梅行武巴巴地等着,眼見太子臉色不虞,急忙替鎮國公遮掩道,“太子殿下,父親定是太過憂心大哥的傷勢,這才失了些分寸的,望殿下見諒。”
太子收斂了心神揮手道,“武弟,你且回去。表哥雖慣常看中你,可梅行文到底還是世子爺,這表面的差事要做得漂亮些。”
梅行武聽着太子嘴裏的“武弟”“表哥”之稱謂,立時歡喜。梅行文雖是世子,太子卻慣常不耐煩梅行文喊他表哥,這會子卻對他這般親切。梅行武頓覺太子對他到底不同些,索性恭恭敬敬地朝太子告辭,唔,且好好回去做他的表面差事去了。
梅行武走後,太子立時命人去百花樓追查情況,國公府不追究,五城兵馬司自然樂得清閑,太子卻不相信百花樓能脫得了幹系。
梅行文昨兒根本沒進百花樓的門檻,隻紅菱被翻了外賣的牌子。紅菱少不得要将事情細細說道,隻隐去了自個兒下了蒙汗藥的一環,隻說梅行文飲酒飲多了,她倒也未曾服侍便回了百花樓。

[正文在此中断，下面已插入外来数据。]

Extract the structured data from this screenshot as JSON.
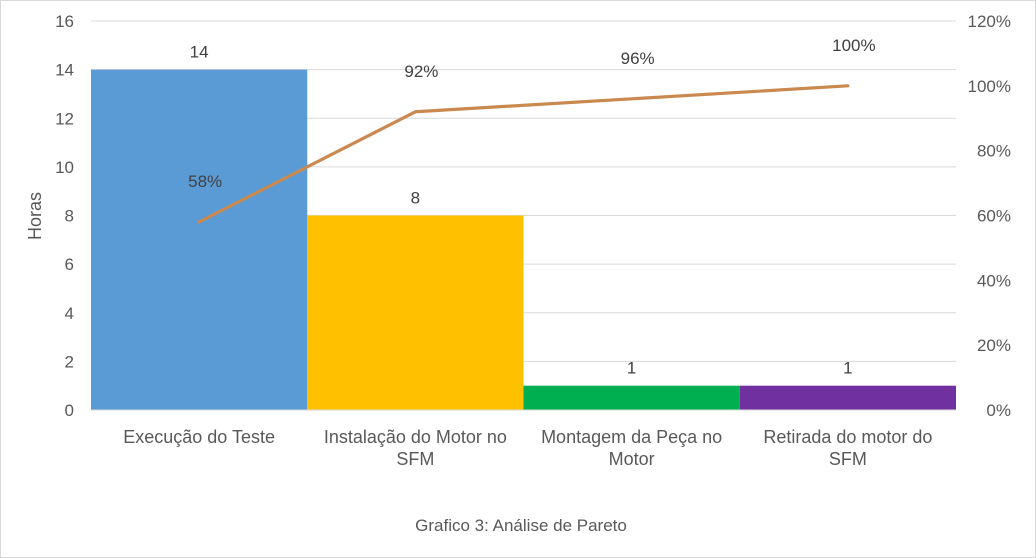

紅菱回來的時候時辰尚早,當時打趣梅行文不行事的姑娘們且有不少,兩廂作證下,百花樓倒徹底與這事兒沒了關系。而那留下銀兩買了紅菱外出的紙條,隻歪歪扭扭的寫着“伺候梅世子睡下”,旁的線索便再也沒有了。
太子對這番查探自然不滿意,索性命人盯緊了刑部,但凡有蛛絲馬迹定要在第一時間上報。
不得不說,墨連玦這招式十分的高明。既教訓了梅行文,也引得太子對刑部之事越發上心。墨連玦聽着阿武禀告着鎮國公府的動靜,唇角輕諷地勾起,若敢再有下次,就不是直挺挺站立半個月這般簡單了。
靈珑身處大悲寺,京都之事自然不知曉。她陪着古靈兒做完早課,踏出房門打了個哈欠,便見長公主攜了小丫鬟前來,連忙屈膝行禮道,“臣女靈珑見過長公主。”

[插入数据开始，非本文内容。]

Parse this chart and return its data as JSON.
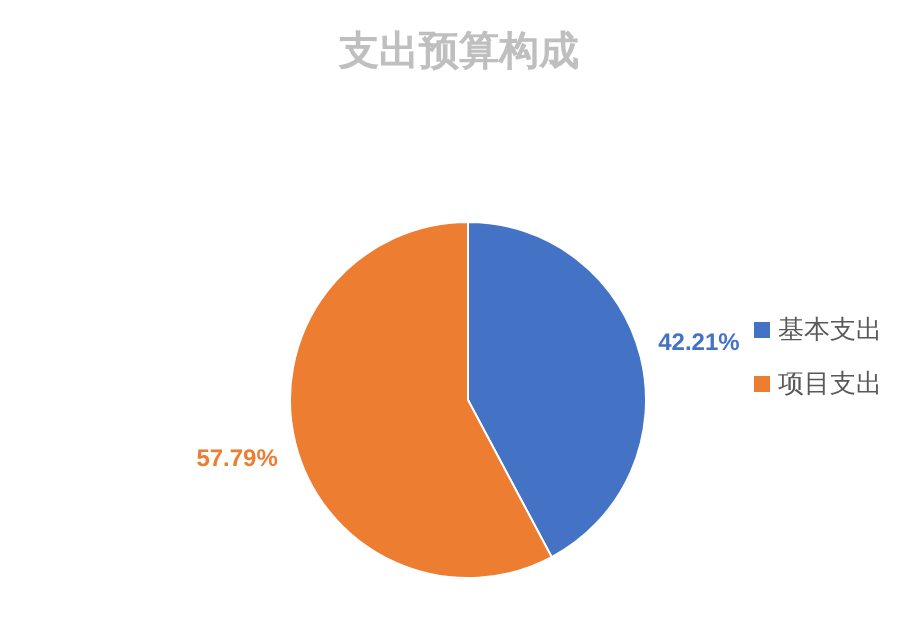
{
  "chart_data": {
    "type": "pie",
    "title": "支出预算构成",
    "categories": [
      "基本支出",
      "项目支出"
    ],
    "values": [
      42.21,
      57.79
    ],
    "colors": [
      "#4472c4",
      "#ed7d31"
    ],
    "value_labels": [
      "42.21%",
      "57.79%"
    ],
    "legend": "right"
  }
}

長公主微笑颔首,擡手虛扶道,“且起身吧。這會子,丞相夫人可做完早課了?”
靈珑微微凝眉,堂堂長公主說要見丞相夫人,自然是無須問詢的。隻她方才出門時,娘親吩咐還要數會子念珠,她怕貿然請公主進門會惹得兩廂不快,索性朝着長公主複又行禮道,“長公主,娘親确已做完早課,隻這會子怕還忙着梳洗,可否容靈珑進屋看看?”
長公主微微愕然,随即便溫婉輕笑道,“是本公主冒失了,靈珑丫頭且去吧。”
靈珑斂裙後退,悄悄推開房門進去。那粉衣丫鬟卻嘟嘴不滿道,“公主,您一早趕來問候,這丞相夫人好大的架子啊。”
長公主撿了個石凳坐下,望着門扉搖頭輕笑道,“紫竹,本公主與丞相夫人是舊識,她隻要願意來見見本公主,等上會子倒也并無妨礙的。”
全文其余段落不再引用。